Sometimes the Feedback moment has minor impacts on the next round of Brainstorm & Planning. If you are on track and hitting goals, you may just choose to stay on a similar course, and that’s okay.
You may come to realize one of your tactics didn’t have the engagement you hoped, or even that engagement didn’t have the impact on key goals you had planned on. This is where you need to understand if you need to change tactics, build infrastructure, a larger following, or some other milestone for achieving the impact you want.
There is no silver bullet to answer what works and what doesn’t. Every campaign, nonprofit, and project is different, but the following chapters and online trainings will help you understand what it means to set and track goals, choose tactics strategically, and build a plan using this cycle.

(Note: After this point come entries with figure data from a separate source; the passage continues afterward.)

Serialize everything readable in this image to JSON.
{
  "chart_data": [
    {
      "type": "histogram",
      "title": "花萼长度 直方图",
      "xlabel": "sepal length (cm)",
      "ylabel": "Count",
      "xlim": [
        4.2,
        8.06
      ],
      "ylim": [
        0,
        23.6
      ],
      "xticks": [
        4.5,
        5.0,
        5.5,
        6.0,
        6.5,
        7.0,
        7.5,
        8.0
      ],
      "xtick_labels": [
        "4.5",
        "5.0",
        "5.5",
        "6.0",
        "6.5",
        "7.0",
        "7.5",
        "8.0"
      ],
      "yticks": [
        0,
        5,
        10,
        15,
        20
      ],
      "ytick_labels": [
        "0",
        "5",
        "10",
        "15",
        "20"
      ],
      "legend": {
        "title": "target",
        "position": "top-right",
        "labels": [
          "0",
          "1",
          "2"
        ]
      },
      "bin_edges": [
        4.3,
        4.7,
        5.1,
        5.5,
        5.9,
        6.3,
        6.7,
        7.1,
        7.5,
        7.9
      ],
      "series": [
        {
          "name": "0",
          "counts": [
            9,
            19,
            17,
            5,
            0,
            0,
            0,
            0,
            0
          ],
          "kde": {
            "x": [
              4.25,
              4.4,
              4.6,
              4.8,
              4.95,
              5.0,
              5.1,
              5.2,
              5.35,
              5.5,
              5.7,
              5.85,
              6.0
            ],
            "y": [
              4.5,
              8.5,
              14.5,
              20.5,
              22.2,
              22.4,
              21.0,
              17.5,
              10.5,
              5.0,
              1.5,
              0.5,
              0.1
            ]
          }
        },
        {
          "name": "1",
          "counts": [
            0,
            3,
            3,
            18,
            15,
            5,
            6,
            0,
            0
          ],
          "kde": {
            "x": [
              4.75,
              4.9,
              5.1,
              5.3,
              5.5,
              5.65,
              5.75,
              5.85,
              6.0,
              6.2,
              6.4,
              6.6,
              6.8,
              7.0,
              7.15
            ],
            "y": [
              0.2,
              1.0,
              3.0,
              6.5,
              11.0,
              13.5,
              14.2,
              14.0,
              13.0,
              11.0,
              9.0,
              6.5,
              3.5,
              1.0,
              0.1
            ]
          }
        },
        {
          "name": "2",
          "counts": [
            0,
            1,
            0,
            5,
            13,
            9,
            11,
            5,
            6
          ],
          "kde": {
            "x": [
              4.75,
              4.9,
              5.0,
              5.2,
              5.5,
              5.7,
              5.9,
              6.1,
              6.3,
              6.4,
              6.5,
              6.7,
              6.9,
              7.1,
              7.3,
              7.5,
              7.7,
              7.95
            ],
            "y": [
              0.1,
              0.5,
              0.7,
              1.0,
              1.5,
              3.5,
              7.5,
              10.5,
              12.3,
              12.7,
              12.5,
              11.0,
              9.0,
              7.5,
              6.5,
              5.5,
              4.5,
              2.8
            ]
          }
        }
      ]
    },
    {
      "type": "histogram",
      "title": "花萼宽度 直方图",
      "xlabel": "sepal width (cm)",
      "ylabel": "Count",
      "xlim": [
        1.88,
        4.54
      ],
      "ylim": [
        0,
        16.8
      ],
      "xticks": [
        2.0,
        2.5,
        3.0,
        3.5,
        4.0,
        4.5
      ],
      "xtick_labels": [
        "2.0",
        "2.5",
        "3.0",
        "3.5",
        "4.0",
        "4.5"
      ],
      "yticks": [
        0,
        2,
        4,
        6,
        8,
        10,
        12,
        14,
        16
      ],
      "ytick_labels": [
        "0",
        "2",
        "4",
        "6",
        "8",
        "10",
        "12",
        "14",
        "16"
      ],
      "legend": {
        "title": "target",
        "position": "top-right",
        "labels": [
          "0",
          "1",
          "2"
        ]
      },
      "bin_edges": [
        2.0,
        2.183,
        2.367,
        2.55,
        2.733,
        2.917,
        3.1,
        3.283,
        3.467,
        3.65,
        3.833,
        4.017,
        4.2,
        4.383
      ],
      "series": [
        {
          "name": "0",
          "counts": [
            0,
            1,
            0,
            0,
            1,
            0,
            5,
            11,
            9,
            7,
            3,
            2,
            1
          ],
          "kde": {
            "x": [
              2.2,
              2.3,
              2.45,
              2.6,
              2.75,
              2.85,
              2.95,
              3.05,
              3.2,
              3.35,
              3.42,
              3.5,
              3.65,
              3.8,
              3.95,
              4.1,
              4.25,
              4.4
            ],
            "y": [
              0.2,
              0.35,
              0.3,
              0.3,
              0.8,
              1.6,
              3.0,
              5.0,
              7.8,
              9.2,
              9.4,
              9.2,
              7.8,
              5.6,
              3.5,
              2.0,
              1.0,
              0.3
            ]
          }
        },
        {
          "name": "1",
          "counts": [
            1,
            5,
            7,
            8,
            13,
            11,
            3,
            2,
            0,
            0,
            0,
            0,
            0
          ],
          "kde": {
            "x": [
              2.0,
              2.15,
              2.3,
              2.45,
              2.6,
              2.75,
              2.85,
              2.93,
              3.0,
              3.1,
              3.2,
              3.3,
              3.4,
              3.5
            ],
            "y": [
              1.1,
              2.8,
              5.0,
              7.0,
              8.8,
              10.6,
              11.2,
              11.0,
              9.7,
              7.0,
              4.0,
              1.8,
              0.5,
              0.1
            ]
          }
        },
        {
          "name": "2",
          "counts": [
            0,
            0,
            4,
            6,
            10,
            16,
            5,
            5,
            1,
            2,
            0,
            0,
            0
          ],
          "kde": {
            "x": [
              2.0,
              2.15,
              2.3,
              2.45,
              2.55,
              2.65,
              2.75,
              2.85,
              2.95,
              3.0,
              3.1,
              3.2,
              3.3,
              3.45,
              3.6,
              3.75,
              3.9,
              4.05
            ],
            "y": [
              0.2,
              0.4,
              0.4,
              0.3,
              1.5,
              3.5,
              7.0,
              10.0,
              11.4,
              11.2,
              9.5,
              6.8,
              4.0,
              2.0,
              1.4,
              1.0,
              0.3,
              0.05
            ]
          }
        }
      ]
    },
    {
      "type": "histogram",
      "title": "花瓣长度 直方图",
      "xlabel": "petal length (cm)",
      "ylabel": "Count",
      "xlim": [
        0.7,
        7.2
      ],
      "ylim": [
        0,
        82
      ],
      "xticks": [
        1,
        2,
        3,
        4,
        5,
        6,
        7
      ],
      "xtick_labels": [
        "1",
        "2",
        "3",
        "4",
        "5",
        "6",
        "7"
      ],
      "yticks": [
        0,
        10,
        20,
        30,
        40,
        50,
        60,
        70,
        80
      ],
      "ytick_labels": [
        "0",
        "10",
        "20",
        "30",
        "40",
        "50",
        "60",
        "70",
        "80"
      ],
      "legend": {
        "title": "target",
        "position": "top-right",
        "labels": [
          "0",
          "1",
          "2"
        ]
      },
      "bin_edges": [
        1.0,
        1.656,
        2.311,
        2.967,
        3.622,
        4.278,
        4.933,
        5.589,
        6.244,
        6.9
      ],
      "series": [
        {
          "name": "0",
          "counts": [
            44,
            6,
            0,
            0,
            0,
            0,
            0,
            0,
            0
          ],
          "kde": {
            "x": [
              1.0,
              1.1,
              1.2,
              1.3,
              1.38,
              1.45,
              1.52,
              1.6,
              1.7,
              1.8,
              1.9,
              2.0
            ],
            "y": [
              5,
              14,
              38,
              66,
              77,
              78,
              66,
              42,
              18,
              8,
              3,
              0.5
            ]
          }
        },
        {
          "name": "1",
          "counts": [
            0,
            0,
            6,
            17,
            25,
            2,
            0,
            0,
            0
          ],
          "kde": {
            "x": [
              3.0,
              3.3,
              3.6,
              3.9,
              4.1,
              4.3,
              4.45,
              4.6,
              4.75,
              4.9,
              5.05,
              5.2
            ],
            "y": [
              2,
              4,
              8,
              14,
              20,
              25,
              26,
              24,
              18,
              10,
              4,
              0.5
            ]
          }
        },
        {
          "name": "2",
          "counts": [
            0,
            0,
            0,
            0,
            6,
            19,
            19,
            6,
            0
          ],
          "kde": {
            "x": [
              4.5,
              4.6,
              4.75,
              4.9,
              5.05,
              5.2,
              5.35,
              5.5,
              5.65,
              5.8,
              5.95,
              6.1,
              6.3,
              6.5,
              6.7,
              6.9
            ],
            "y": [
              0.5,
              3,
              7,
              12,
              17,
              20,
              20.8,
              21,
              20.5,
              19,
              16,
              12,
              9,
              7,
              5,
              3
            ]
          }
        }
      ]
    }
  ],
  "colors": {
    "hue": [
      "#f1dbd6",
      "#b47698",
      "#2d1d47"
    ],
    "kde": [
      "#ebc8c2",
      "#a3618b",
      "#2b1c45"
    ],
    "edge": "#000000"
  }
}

The digital engagement cycle is critical to meet your goals and drive real engagement. The five phases of the cycle are Brainstorm & Planning, Execute, Engage, Impact and Feedback. Long-term projects mean a more dynamic engagement cycle, and it is an ongoing movement from one phase to the next. Use the Brainstorm & Planning phase to identify the goals, allow space for brainstorming to translate the goals to tactics – this will lay the foundation for the project. The Execution phase includes the creation of needed items, meetings and asks to complete tactics. The Engage phase is where tactics begin to meet with the targeted audience, which will often overlap with the Execution phase. The Impact phase is for understanding how your actions moved the intended audiences, targets, and goals. The Feedback phase is for more in-depth analysis of what worked, what didn’t, and how that impacts future planning or re-engagement. Ideally, you will have a blend of qualitative and quantitative analysis.